# Cactus Pads for my Uro's



## labmad (Sep 23, 2007)

Can anyone tell me where i can buy Opuntia Pads or full plants, the larger the better for my Uro's to use within their diets please - MUST be pesticide free please.

cheers peeps


----------



## awh (Aug 20, 2008)

i did see some on e bay the other week but google cacti nurseries and then send them a e mail there are a few that sell just pads they are easy to root as well
dont forget to tell them they are for reptiles as there are quite a lot of Opuntia all have different amoun of spikes on think the one you want is OPUNTIA ROBUSTA note i think its the one as its quite large has few spikes you could buy seeds (to feed it you would need to cut off the spikes


----------



## labmad (Sep 23, 2007)

Ok great, thank you - one thing mind - if I call at a garden centre over the weekend and see any in tere, is it safe to wash the pads and repot into fresh cacti compost as they will prob have been sprayed?

Cheers


----------



## kez30 (Jun 15, 2008)

Opuntia robusta has the biggest pads and as above has few spikes. 

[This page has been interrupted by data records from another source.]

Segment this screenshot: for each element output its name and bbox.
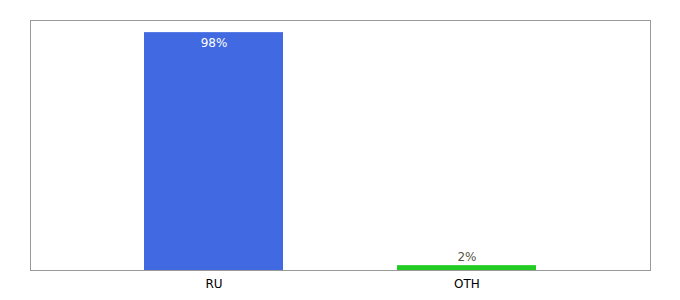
svg-text:2%: 2%	[457, 250, 476, 264]
svg-text:98%: 98%	[201, 36, 228, 50]
svg-text:OTH: OTH	[454, 277, 480, 291]
svg-text:RU: RU	[205, 277, 222, 291]
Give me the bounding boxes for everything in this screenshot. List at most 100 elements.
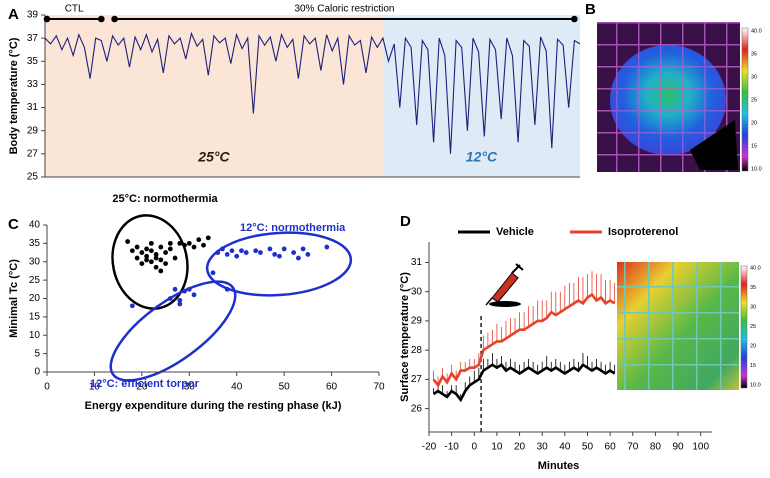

Ficus indica is spineless and has fairly big pads.

Glenhirst Cactus Nursery UK - Opuntias for Iguana and Tortoise Food (Prickly Pears)

OPUNTIA - Opuntia Shop

Cactus Shop OPUNTIA

The second link is the same company as the third, although P&P is different and sometimes one is out of stock and the other isn't. Most opuntia that are suitable are marked as suitable for a tortoise, not sure if they've used chemicals.

Growing from seed can be a pain with opuntia and would take ages. Would be much better to get an established plant or a pad to plant.


----------



## labmad (Sep 23, 2007)

Mant thanks for the links, ordered some different pads from the cactus shop 

Also been to the garden centre today, and got these 2 Opuntia's, the small one is an un-named one and was £2.50, the larger one is Opuntia 'Vulgaris' and is a GOOD size and cost £12.50 

Just need to wash them down and re-pot into fresh cactus compost to get rid of the traces of pesticides in case they have been sprayed, which i can sort later 












kez30 said:


> Opuntia robusta has the biggest pads and as above has few spikes.
> 
> Ficus indica is spineless and has fairly big pads.
> 
> ...


----------



## GlasgowGecko (Feb 23, 2008)

I would consider taking some 'ears' off, and potting them also, that way you can increase the number of plants you have.

Also, moved to feeder, as it isn't really a 'Lizard' section post.

Kind regards,

Andy


----------



## labmad (Sep 23, 2007)

Cheers Andy, yep will thin out a touch at some point - just chuffed i got one so big, normally in the GC's there tiny things like the other one in the pic


----------



## labmad (Sep 23, 2007)

One thing to ask - the bulbous looking things on the top, i assume are the friuts?

Are these also edible for Uro's??

cheers


----------



## kez30 (Jun 15, 2008)

I was thinking they look like new pads growing but looking at the first pic here, looks like they might flower CactiGuide.com // View topic - Hoping for some help identifying this old man!!

not sure what happens after they flower but I've found that site really helpful since I got my opuntias


----------



## labmad (Sep 23, 2007)

Nice one - cheers


----------